Enfim, acho que a Warner entendeu que o mercado está saturado de filmes de super-heróis e que talvez fosse mesmo a hora de dar uma sacudida no gênero.

Você mencionou que cedeu em alguns pontos. Quais?

A minha versão final, sem os Contos do Cargueiro Negro - que saiu separamente em DVD -, é de 3 horas e 10 minutos. Será mais sexy, mais violenta e mais louca que o filme que vai para os cinemas. Tive que tirar, por exemplo, a morte de Holis Mason para fazer caber. É um filme que está passando em IMAX e sou um sujeito racional, afinal. Eles têm um limite de duração e fiz com que o filme encaixasse dentro dessa limitação. Sem o IMAX eu limitaria o acesso às salas de exibição e sempre foi minha intenção que o filme chegasse ao maior número de pessoas possível, o público consumidor de cultura pop e filmes de super-heróis. Um filme de 3 horas tornaria isso muito mais difícil, então fizemos uma versão para cinema com 2h30.

Quando nós veremos essa versão do diretor?
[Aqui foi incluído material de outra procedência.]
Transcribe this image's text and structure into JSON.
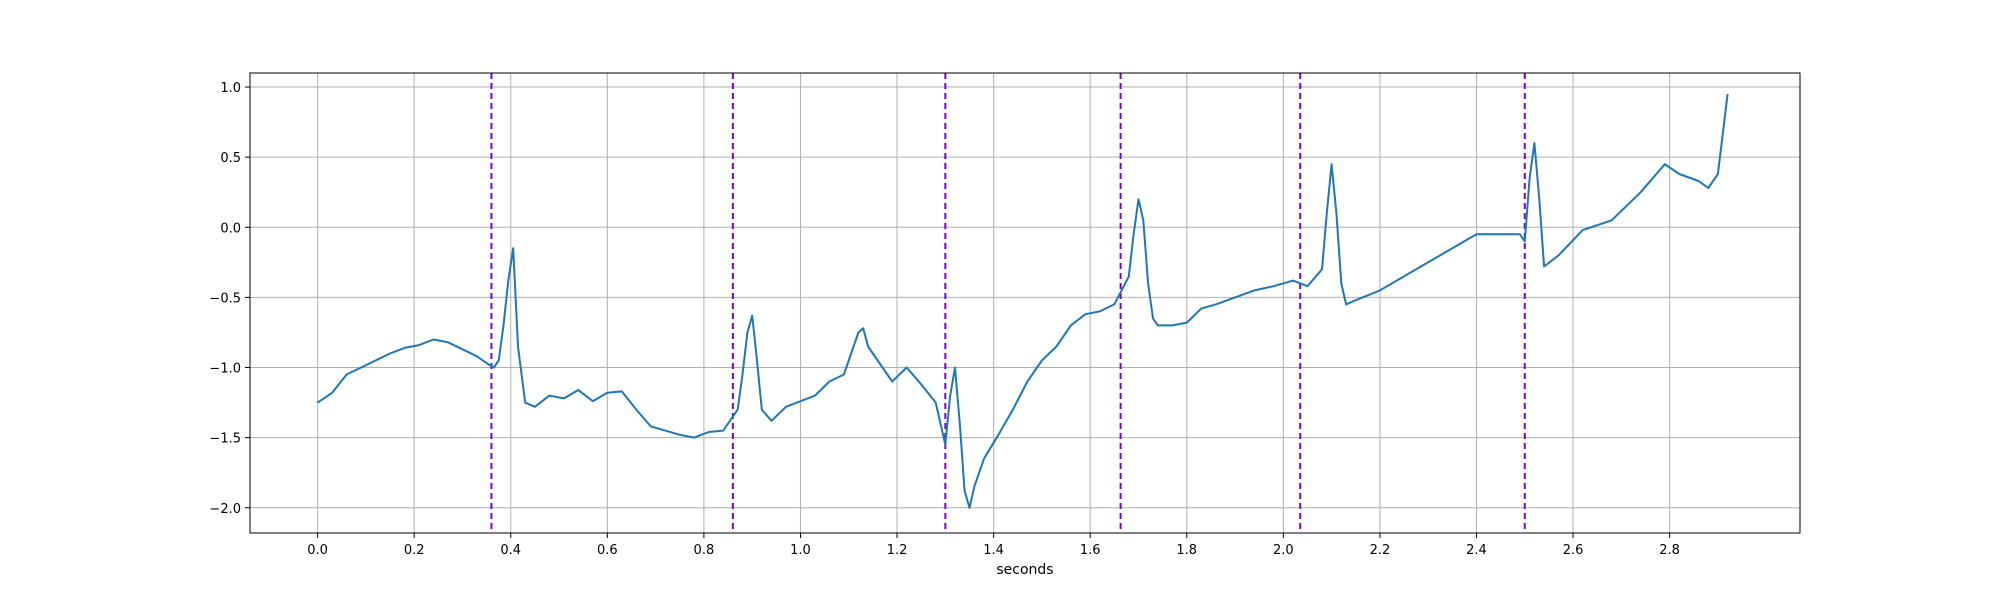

Espero colocá-la nos cinemas em circuito restrito em julho e ela também será lançada em DVD e blu-ray.

Aquela HQ animada que está sendo lançada de Watchmen tem 6 horas e meia de duração. Isso significa que o filme poderia ter ficado duas vezes mais longo?

Se nós tivéssemos filmado cada quadrinho da HQ, provavelmente sim. Seis horas, seis horas e meia. E isso sem contar pausas dramáticas de atores.